LUIZ CARLOS MENDONÇA DE BARROS
Na coluna da semana passada, iniciei uma reflexão
sobre a questão da dívida pública
interna a partir das declarações
do ex-presidente Fernando Henrique à revista "Primeira Leitura". Entre as questões que teremos que enfrentar está a de encontrar mecanismos de mercado
que permitam reduzir, drasticamente, as taxas de juros reais, hoje por volta de 10% ao ano, para
aplicações financeiras de liquidez
diária. Os juros reais mais elevados devem ocorrer em operações
de médio e longo prazo, construindo o que se chama no mercado de uma "yield curve" positivamente inclinada. O Brasil é o
único país no mundo que remunera a chamada moeda de transação da economia com taxas
reais muito elevadas, o que provoca um aumento importante na
carga de juros no Orçamento fiscal.
Um outro problema associado a
esse arranjo institucional de nosso mercado é o desestímulo para
as aplicações de prazo mais longo.
Com as taxas de juros elevadas
nas operações de um dia, por que
correr o risco de travar uma determinada taxa de juros nominal
por um prazo mais longo? A única saída para alongar o perfil da
dívida pública interna nessas
condições é a colocação de títulos
indexados à taxa de overnight, a
um índice de inflação ou ao dólar. Mas essa saída leva à criação
de mecanismos de indexação que
reduzem a eficácia da política
monetária e aumentam a volatilidade dos mercados.

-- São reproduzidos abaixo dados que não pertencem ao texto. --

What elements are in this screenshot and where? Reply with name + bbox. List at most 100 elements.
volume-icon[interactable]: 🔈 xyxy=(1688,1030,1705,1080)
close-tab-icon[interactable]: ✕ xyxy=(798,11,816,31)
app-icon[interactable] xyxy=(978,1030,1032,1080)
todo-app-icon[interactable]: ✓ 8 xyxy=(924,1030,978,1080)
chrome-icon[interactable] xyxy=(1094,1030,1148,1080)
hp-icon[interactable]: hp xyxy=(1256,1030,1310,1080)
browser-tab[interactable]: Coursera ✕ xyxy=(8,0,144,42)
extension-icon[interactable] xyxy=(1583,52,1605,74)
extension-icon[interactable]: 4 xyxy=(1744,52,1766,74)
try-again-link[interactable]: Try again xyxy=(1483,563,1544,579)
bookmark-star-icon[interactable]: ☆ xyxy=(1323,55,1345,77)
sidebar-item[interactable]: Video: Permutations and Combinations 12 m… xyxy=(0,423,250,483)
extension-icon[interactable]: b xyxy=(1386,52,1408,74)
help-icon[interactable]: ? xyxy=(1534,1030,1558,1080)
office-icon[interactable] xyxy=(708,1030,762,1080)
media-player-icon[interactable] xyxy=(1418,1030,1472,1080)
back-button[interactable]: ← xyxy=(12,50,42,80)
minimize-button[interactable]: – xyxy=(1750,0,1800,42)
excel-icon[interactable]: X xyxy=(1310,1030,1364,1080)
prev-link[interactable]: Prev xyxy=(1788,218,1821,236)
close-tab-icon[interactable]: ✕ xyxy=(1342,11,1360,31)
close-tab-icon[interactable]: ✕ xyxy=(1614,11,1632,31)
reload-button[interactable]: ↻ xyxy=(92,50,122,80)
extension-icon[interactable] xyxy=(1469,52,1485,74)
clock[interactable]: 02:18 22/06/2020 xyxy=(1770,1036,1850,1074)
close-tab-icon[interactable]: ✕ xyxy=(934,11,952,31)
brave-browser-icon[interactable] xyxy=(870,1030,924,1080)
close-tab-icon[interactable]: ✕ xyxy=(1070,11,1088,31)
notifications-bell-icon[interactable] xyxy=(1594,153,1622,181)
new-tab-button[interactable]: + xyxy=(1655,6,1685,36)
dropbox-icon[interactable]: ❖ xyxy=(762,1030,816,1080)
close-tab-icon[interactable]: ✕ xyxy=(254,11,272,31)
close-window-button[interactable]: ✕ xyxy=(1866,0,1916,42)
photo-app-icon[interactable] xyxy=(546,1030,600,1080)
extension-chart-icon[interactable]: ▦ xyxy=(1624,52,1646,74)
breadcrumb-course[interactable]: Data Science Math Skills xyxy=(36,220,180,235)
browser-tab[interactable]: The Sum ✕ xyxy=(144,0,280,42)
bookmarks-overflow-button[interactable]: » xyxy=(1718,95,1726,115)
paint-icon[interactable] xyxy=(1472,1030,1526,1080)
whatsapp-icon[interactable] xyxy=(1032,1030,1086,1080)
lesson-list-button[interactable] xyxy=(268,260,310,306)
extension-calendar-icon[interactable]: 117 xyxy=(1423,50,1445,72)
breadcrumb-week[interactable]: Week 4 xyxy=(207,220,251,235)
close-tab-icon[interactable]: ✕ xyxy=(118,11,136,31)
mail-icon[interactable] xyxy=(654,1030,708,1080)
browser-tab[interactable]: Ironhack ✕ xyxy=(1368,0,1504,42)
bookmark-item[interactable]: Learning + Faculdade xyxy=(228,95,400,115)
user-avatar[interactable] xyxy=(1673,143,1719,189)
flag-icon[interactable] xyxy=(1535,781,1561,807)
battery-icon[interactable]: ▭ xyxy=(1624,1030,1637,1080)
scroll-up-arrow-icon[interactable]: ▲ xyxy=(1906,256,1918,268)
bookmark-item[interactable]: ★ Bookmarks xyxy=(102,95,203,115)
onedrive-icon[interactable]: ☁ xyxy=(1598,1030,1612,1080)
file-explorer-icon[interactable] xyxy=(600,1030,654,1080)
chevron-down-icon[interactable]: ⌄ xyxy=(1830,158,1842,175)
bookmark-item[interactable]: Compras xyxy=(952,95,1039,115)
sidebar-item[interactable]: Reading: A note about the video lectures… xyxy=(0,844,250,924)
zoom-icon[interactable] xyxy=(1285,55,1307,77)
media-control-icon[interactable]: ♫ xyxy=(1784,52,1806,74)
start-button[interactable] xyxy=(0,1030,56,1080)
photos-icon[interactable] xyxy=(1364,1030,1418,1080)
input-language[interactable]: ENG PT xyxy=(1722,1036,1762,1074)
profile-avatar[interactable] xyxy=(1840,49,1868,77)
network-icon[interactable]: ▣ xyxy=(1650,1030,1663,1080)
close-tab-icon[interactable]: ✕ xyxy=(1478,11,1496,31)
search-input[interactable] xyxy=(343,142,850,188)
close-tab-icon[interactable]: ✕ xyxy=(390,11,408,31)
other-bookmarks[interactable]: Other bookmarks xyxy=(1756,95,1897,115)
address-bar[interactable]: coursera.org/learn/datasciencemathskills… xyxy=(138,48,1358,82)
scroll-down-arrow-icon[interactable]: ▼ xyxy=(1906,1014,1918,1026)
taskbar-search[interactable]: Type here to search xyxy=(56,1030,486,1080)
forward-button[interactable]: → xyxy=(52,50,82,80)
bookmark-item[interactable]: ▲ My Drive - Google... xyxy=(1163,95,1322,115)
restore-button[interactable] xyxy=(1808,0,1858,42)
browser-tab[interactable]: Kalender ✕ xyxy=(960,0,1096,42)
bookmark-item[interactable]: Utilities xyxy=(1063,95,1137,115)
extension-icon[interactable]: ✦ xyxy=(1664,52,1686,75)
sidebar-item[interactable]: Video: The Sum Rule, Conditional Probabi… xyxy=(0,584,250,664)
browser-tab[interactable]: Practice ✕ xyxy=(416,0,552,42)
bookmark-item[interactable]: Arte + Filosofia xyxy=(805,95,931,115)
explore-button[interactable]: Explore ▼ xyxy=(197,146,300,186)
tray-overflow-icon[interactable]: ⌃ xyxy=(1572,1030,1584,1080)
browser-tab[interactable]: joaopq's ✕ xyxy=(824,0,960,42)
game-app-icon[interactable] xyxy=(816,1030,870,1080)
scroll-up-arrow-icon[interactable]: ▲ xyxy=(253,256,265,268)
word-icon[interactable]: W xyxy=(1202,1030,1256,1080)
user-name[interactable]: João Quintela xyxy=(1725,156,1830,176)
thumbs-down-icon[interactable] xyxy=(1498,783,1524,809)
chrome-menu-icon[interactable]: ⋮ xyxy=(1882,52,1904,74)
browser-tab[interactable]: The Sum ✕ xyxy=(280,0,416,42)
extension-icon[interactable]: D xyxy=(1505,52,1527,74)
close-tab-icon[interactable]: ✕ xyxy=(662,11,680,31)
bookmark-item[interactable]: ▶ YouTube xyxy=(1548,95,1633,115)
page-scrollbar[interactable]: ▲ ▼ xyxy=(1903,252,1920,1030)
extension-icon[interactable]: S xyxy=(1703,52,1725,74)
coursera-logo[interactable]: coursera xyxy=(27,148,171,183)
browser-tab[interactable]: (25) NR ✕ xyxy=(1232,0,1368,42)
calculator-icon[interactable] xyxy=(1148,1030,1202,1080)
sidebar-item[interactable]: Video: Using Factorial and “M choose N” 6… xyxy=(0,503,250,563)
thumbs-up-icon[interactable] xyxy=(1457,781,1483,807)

A criação desse sistema único
de estrutura a termo de taxas de
juro no Brasil ocorreu ao longo de
mais de 30 anos de nossa história
recente, em razão de agressões
aos termos dos contratos financeiros. A partir de 1975, foram
constantes as intervenções do governo no sentido de tentar, artificialmente, reduzir as taxas de inflação. Foram os expurgos de índices de inflação e as tablitas sobre taxas de juros nominais que
levaram os investidores para o
abrigo das aplicações por um dia.
Tudo começou em 1975, quando o ministro Simonsen decidiu
por uma ação corretiva para
compensar as taxas de inflação,
mantidas artificialmente baixas
depois do choque de petróleo de
1973. Os investidores em papéis de
juros prefixados sentiram-se tungados em suas aplicações e buscaram refúgio mais seguro nos títulos indexados à inflação. Até então nosso mercado trabalhava,
sem problemas, com títulos de juros fixos de prazo até dois anos.
Foi nesse momento, em que perdemos a virgindade, que iniciamos um processo quase histérico
de busca de indexações nos contratos de natureza financeira.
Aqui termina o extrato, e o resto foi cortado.